YOUR HEALTH: Esophageal cancer; New surgical innovations stop risky side effects
NEW YORK, N.Y. (Ivanhoe Newswire) - Esophageal cancer is cancer of the long tube that runs from the throat to the stomach. Traditionally, the treatment involves surgery but afterwards, there is a risk of the esophagus leaking, which could cause dangerous, even potentially fatal infections. Now, surgeons at Mount Sinai in New York have pioneered a modification that significantly cuts the risk.
Lou Martinez collects coins, clocks, and other knick knacks. He loves things that have a long history. But in 2018, Martinez’s health took a turn - he was working nights and had a sudden, serious scare.

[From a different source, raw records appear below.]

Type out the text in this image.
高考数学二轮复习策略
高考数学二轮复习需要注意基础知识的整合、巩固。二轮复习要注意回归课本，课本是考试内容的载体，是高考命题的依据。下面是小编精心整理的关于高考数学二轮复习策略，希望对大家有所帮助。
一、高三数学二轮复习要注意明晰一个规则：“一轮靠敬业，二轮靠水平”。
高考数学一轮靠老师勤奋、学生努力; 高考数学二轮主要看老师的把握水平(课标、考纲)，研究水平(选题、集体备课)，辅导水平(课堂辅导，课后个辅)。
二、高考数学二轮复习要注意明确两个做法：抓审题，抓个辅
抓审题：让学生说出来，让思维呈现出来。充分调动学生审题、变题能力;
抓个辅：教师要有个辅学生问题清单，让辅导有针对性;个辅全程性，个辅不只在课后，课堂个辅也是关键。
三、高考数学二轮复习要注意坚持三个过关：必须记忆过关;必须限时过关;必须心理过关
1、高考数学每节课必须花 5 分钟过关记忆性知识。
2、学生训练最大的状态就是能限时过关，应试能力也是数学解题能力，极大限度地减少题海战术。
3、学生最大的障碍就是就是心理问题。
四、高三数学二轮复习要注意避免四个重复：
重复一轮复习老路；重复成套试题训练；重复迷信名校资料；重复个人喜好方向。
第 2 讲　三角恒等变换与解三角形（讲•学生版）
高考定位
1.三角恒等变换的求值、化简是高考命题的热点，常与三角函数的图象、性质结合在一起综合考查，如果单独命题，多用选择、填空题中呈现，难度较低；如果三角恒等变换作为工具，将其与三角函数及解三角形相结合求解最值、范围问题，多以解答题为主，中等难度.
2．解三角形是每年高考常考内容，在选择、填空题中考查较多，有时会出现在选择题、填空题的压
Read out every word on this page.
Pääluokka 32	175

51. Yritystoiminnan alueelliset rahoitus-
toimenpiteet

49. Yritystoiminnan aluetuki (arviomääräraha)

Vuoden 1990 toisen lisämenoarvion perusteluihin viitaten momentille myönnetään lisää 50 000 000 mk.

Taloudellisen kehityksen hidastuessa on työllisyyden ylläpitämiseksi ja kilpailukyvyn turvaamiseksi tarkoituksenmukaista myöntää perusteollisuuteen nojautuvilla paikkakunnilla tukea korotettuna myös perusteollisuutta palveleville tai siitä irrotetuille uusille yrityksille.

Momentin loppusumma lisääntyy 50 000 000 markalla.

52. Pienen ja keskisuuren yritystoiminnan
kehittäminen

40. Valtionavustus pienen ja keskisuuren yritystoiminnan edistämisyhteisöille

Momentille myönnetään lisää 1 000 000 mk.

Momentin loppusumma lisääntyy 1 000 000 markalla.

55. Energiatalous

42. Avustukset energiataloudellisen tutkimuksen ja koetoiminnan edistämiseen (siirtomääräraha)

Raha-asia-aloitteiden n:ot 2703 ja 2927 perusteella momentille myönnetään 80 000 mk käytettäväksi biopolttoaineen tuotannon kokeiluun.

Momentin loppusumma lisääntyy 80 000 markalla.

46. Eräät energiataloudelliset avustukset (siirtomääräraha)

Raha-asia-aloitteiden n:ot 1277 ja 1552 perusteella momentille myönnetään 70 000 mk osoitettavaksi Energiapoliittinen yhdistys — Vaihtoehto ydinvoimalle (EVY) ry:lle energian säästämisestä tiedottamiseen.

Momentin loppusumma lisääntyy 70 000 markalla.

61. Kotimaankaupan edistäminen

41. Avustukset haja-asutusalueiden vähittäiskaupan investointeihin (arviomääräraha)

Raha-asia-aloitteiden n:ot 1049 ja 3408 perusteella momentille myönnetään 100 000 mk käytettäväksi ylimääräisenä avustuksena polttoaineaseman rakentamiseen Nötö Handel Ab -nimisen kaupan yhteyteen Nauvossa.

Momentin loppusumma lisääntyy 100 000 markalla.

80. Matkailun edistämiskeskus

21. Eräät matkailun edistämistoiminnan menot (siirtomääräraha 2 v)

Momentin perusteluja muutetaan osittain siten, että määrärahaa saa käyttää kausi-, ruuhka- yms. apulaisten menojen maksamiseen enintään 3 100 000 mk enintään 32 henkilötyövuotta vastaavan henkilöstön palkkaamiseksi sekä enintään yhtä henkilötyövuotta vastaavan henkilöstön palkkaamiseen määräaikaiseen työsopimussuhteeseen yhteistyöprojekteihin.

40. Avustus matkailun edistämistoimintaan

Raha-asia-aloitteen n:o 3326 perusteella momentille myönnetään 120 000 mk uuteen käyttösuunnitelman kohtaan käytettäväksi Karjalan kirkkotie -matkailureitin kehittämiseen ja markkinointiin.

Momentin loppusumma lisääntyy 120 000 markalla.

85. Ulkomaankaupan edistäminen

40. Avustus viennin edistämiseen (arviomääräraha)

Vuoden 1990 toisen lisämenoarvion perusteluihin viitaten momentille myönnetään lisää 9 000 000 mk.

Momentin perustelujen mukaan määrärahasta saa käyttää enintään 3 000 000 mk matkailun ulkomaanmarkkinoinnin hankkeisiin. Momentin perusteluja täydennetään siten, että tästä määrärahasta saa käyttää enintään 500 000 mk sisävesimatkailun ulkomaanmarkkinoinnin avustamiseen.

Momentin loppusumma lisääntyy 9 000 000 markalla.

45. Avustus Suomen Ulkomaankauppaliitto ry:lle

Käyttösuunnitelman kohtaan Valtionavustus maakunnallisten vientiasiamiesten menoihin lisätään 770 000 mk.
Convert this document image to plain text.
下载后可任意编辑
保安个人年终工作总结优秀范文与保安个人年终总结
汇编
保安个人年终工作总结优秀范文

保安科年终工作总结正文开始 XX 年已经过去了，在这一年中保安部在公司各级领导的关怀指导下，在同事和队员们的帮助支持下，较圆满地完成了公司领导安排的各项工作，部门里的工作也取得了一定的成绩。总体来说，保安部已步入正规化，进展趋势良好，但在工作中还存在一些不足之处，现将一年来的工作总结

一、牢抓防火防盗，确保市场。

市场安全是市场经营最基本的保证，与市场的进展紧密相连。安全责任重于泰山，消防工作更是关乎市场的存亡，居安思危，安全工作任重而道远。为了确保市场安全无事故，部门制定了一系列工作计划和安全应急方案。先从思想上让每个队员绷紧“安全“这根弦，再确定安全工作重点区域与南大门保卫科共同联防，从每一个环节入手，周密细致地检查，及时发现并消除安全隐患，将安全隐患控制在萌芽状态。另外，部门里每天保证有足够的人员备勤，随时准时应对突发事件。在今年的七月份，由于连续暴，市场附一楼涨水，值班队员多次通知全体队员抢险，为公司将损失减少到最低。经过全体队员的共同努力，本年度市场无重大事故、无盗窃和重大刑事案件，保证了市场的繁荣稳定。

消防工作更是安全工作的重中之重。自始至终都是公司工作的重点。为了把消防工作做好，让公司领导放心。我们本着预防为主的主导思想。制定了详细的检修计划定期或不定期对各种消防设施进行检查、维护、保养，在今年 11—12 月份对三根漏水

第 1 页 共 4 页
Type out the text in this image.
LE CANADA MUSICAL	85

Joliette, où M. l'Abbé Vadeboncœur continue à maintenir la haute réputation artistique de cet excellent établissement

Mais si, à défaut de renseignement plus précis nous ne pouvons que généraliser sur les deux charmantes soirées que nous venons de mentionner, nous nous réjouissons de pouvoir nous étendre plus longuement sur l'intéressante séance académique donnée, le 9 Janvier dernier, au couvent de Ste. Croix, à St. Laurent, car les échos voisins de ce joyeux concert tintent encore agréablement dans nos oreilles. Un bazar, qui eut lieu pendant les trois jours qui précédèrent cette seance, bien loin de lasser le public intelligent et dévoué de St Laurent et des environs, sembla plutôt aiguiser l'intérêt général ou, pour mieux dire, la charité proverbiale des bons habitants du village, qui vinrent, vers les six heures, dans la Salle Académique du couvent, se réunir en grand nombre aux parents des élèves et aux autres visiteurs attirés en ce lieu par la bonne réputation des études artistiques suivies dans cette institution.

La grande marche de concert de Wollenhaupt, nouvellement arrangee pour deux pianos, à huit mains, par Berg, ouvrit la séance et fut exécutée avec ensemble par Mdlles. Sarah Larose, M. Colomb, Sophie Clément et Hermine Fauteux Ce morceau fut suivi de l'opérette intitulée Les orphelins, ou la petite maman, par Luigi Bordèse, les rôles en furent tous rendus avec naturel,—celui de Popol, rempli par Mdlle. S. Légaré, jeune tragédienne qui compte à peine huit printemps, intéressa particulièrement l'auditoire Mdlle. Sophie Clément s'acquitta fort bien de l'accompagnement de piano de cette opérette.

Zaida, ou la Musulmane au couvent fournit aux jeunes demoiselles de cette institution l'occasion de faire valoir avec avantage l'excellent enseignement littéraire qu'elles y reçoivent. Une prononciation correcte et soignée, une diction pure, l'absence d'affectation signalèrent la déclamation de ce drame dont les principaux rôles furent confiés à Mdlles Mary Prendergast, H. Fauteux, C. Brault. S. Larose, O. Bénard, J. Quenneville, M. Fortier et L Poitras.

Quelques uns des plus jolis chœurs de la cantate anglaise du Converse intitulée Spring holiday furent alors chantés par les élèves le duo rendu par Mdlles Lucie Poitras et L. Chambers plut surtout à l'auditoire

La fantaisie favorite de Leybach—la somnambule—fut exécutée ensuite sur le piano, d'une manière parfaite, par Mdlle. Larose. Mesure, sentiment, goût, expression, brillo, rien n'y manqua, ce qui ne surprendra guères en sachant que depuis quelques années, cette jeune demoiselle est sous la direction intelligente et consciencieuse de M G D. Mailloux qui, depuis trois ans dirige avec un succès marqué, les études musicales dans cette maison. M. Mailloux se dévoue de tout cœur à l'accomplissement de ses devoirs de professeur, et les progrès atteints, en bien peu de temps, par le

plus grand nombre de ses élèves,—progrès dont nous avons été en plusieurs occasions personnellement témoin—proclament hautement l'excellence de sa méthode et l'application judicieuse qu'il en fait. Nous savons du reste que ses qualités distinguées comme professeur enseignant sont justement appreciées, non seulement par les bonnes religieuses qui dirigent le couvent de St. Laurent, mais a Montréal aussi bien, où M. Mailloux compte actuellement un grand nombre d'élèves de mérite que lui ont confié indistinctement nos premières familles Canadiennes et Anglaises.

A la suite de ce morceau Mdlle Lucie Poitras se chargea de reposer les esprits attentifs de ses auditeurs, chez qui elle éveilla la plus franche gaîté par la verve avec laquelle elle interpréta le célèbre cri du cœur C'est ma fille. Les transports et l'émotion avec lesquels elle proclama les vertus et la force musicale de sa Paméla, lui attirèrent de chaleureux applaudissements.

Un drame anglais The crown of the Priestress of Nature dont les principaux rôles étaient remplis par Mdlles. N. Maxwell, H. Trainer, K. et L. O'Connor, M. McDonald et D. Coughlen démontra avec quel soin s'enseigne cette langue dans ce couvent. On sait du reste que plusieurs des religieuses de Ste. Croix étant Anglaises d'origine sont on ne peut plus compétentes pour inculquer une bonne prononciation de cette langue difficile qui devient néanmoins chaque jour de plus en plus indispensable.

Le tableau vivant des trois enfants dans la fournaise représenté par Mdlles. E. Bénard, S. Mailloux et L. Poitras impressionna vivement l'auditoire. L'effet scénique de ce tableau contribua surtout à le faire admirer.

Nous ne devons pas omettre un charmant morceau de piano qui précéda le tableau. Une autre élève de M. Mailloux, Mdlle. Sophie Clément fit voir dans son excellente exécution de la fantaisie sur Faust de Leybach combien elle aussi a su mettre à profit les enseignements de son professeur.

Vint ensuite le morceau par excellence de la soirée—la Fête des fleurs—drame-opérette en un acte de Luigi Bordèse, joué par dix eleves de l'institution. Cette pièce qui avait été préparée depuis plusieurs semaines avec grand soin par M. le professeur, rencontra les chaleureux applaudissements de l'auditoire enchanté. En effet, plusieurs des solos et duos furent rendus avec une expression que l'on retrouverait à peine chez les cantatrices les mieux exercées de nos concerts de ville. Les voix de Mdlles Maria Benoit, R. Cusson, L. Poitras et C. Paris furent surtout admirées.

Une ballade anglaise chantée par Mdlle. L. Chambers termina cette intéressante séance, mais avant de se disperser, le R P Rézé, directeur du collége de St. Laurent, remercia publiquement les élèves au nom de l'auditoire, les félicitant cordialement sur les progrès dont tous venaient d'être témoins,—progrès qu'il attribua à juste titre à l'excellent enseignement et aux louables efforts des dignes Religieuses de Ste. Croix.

“I couldn’t swallow my food. I couldn’t swallow water, juice, nothing. Everything laid right there, and I panicked,” Martinez painfully recalls.
After years of struggling with heartburn, doctors diagnosed Martinez with esophageal cancer.
Patients can have complications at the site where surgeons reconnect the esophagus and stomach.
“And that needs to heal. And when that doesn’t heal, the contents leak out. A leak can be out of control where the patient is sick. Sepsis can potentially lead to death,” explains Mount Sinai Chief of Thoracic Surgery, Dr. Raja Flores.
Dr. Flores and his colleagues have revised the procedure in a way that maximizes good blood flow to the area.
“We figured out that you can do the operation without cutting that right gastric artery. And it’s not just the artery, but it’s the vein. You wanna make sure you keep everything intact,” Dr. Flores further explains.
The revised surgery lowers the complication rate from 25 percent of the patients to just under two percent.
At first, Martinez was afraid to have surgery, but Dr. Flores convinced him it would be lifesaving. Now, that he’s recovered, Martinez says unlike the antiques he collects, these days, he feels brand new.
Dr. Flores says the new technique also decreases surgical time from seven hours to two and a half. He says it’s important for patients to know that a heartburn, and acid reflux, fueled by an increase in obesity, can be life-threatening if not addressed.